The change in taste also explains the development of purpose built hotels such as the Bedford and the Royal Albion and the conversion of groups of houses into hotels letting apartments. Brighton was also transformed by many other new projects such as the construction of the Chain Pier and the related work stabilising the eastern cliffs, the development of St Peter’s and many other places of worship, and street widening in the old town. Some projects, such as Brighton (now Queen’s) Park and Ireland’s Gardens never fulfilled the aspirations of their owners. Several grand schemes were never begun.

From the recession to the railway
The euphoria could only last so long and in Brighton a recession which started in the later 1820s and continued until after the opening of the railway to London also resulted in some projects never being finished as intended, such as Adelaide Crescent and Furze Hill (both by Decimus Burton).

The railway was opposed by many influential residents from the mid 1820s until the mid 1830s when residents recognised that communications had to be improved to help the town to revive. The opening of the London to Brighton line in 1841 did not immediately improve matters; the national economy had to improve enough for confidence in spending on leisure activities such as holidays to return. By the mid 1840s the town was quickly recovering. One sign of that was the return of over-ambitious projects, such as those shown in the exhibition.

Architectural styles changed. Housing schemes such as Park Crescent (on part of Ireland’s Gardens) and Clifton were designed in variants of the Italianate style pioneered by architects such as Charles Barry who used it for St Andrews in Waterloo Street in the mid 1820s. The ‘Regency’ style became unfashionable. For public buildings such as the new Infirmary, Gothic was a popular style.

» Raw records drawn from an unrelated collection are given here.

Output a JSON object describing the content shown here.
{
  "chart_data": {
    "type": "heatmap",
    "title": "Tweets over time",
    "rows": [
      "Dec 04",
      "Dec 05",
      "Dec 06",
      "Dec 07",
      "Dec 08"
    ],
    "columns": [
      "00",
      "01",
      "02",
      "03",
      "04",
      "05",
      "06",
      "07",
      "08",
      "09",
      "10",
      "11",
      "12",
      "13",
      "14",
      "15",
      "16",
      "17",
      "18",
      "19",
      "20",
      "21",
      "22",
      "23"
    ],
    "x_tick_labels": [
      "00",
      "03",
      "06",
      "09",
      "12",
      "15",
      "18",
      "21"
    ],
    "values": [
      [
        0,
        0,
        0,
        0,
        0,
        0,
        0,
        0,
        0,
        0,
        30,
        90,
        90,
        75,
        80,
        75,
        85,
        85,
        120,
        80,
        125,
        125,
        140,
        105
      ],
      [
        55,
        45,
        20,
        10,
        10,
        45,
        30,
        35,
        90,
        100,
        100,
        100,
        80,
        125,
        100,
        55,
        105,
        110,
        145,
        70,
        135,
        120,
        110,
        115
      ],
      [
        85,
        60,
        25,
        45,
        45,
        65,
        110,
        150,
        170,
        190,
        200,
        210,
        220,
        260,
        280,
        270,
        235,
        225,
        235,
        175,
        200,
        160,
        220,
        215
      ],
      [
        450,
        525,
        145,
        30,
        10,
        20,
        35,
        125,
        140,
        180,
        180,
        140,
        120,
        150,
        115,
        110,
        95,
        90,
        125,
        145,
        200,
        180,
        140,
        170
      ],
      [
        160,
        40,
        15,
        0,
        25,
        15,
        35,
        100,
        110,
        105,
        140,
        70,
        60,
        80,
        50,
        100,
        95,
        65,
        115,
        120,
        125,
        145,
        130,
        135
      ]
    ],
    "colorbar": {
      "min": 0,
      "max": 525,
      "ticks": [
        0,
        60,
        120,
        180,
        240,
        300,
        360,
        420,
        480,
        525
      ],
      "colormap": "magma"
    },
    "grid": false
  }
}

Many of the prints indicate that there were crowded streets behind the elegant facades along main roads and remind us that most of the resort’s population lived in small homes which we would regard as overcrowded. It is in some of these areas, so well recorded by photographers in the later nineteenth and early twentieth centuries, that served as the centres from which, periodically, infectious diseases spread into areas inhabited by visitors and threatened the reputation of the resort. They also show the importance of the main thoroughfares for high class housing which overlooked either the gardens or the sea. Georgian, Regency and Victorian society regarded the care of the publicly owned gardens and the coast road as keys to the image and prosperity of the resort. A good image, as projected by so many of these prints and watercolours, was essential to towns then as much as it is today. That is a key message of so many of these intriguing depictions of how the Brighton and Hove emerged. The majority show the townscape at its best.